Oral feeding started two hours after birth; her sucking was normal; passing urine, stool was normal.

X ray skull closure of both coronal sutures (Craniosynostosis). Sagittal and lambdoid sutures are normal. Abnormal convolutional markings throughout the copper beaten skull. Multislice non contrast axial Computerized tomography of the brain with coronal and sagittal reformet. Early closure of bilateral coronal and lambdoid sutures is noted (craniosynostosis), resulting in an abnormal shape of the skull called brachycephaly.

Shallow orbital cavities with protrusion of eye globes (exophthalmos) suspected Crouzon syndrome. Convolutional markings are seen throughout the skull vault, the so-called copper-beaten skull (Figure 2). No hydrocephalus, no evidence of cerebellar tonsil herniation, no brain atrophy. Abdominal pelvic ultrasound is normal. Routine blood tests are normal.

Echocardiography was done with the small patent ductus arteriosus closed without treatment. She was discharged in stable condition and advised to consult a neurosurgeon and attend an outpatient clinic for follow-up.

Discussion

Originally described in 1912 by Crouzon, it is an autosomal dominant genetic disorder known as a branchial arch syndrome.

Specifically, this syndrome affects the first branchial (or pharyngeal) arch, which is the precursor of the maxilla and mandible. Since the branchial arches are important developmental features in a growing embryo, disturbances in their development create lasting and widespread effects.

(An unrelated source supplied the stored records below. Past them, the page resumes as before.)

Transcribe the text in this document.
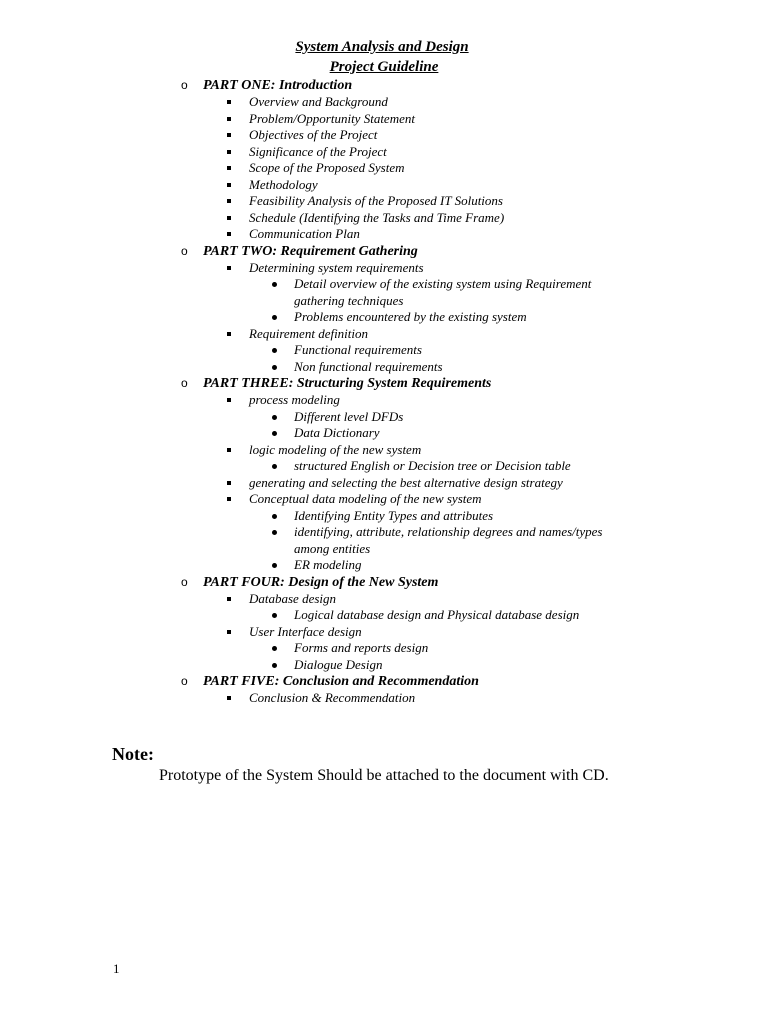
System Analysis and Design
Project Guideline
o PART ONE: Introduction
Overview and Background
Problem/Opportunity Statement
Objectives of the Project
Significance of the Project
Scope of the Proposed System
Methodology
Feasibility Analysis of the Proposed IT Solutions
Schedule (Identifying the Tasks and Time Frame)
Communication Plan
o PART TWO: Requirement Gathering
Determining system requirements
Detail overview of the existing system using Requirement gathering techniques
Problems encountered by the existing system
Requirement definition
Functional requirements
Non functional requirements
o PART THREE: Structuring System Requirements
process modeling
Different level DFDs
Data Dictionary
logic modeling of the new system
structured English or Decision tree or Decision table
generating and selecting the best alternative design strategy
Conceptual data modeling of the new system
Identifying Entity Types and attributes
identifying, attribute, relationship degrees and names/types among entities
ER modeling
o PART FOUR: Design of the New System
Database design
Logical database design and Physical database design
User Interface design
Forms and reports design
Dialogue Design
o PART FIVE: Conclusion and Recommendation
Conclusion & Recommendation
Note:
Prototype of the System Should be attached to the document with CD.
1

Breaking down the name, “craniofacial” refers to the skull and face, and “dysostosis” refers to the malformation of bone.

Now known as Crouzon syndrome, the characteristics can be described by the rudimentary meanings of its former name. What occurs is that an infant’s skull and facial bones, while in development, fuse early or are unable to expand. Thus, normal bone growth cannot occur. Fusion of different sutures leads to different patterns of growth in the skull.

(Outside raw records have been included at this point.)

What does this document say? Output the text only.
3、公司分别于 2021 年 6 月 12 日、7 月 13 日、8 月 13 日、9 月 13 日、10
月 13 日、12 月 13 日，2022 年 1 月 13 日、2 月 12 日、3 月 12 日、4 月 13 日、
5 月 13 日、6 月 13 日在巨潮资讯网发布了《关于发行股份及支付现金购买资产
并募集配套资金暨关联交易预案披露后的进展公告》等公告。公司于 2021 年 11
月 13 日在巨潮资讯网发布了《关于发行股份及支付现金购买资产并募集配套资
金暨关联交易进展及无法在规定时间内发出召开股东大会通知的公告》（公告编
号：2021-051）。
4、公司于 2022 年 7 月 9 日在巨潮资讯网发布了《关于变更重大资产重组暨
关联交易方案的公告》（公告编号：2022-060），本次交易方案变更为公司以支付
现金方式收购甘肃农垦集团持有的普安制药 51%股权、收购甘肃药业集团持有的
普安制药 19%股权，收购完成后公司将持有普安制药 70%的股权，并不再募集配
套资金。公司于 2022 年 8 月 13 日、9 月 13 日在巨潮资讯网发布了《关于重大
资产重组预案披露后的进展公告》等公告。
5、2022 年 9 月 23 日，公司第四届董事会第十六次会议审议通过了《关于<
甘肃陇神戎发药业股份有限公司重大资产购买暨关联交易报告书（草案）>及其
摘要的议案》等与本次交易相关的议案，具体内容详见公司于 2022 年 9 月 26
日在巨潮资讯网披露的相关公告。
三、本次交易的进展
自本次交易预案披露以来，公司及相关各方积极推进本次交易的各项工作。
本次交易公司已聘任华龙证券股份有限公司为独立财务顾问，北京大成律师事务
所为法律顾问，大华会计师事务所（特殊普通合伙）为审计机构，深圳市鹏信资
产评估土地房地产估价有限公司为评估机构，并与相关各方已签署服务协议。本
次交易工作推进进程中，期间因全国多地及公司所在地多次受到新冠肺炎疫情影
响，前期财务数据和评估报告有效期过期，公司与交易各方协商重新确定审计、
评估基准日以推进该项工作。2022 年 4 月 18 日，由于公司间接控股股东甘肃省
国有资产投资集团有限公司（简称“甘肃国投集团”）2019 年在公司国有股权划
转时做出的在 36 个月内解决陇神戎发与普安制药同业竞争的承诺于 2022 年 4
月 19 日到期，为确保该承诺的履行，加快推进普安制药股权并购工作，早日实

A multi-disciplinary treatment approach would provide the best outcomes for affected patients. Patients with Crouzon syndrome need long-term management by experts in various specialties. Facial and functional malformations in individuals with Crouzon syndrome could be significantly improved after a series of surgical and orthodontic procedures in almost all cases. According to the aforementioned protocols, the surgical treatment of craniofacial hypoplasia is obligatory. However, the role of the orthodontist is crucial both before and after surgery to reach the desired treatment plan goals. Facial and functional malformations in individuals with Crouzon syndrome could be significantly improved after a series of surgical and orthodontic procedures in almost all cases.

Crouzon syndrome is rare worldwide. It is currently estimated to occur in 1 in 25,000 people in the general population.

References

1. Crouzon O. Dysostose cranio-facial hereditaire. Bull Mem Soc Med Hop (Paris) 33, 545, 1912.
2. Stephen L., Kinsman and Michael V. Johnston. Crouzon syndrome. Nelson Textbook of Pediatrics, 21st edition, vol. 2, 2020. Elsevier, Philadelphia, USA. Page 3081.
3. Kyprianou R., Chatzigianni A. Crouzon Syndrome: a Comprehensive Review. Balk J Dent Med, 2018; 1-6.
4. Helman SN, Badhey A, Kadakia S, Myers E. Revisiting Crouzon syndrome: reviewing the background and management of a multifaceted disease. Oral Maxillofac Surg. 2014, Sep 24. [Medline]
5. Fenwick AL, Goos JA, Rankin J, Lord H, Lester T, Hoogeboom AJ, et al. Apparently, synonymous substitutions in FGFR2 affect splicing and result in mild Crouzon syndrome. BMC Med Genet. 2014 Aug 31. 15:95.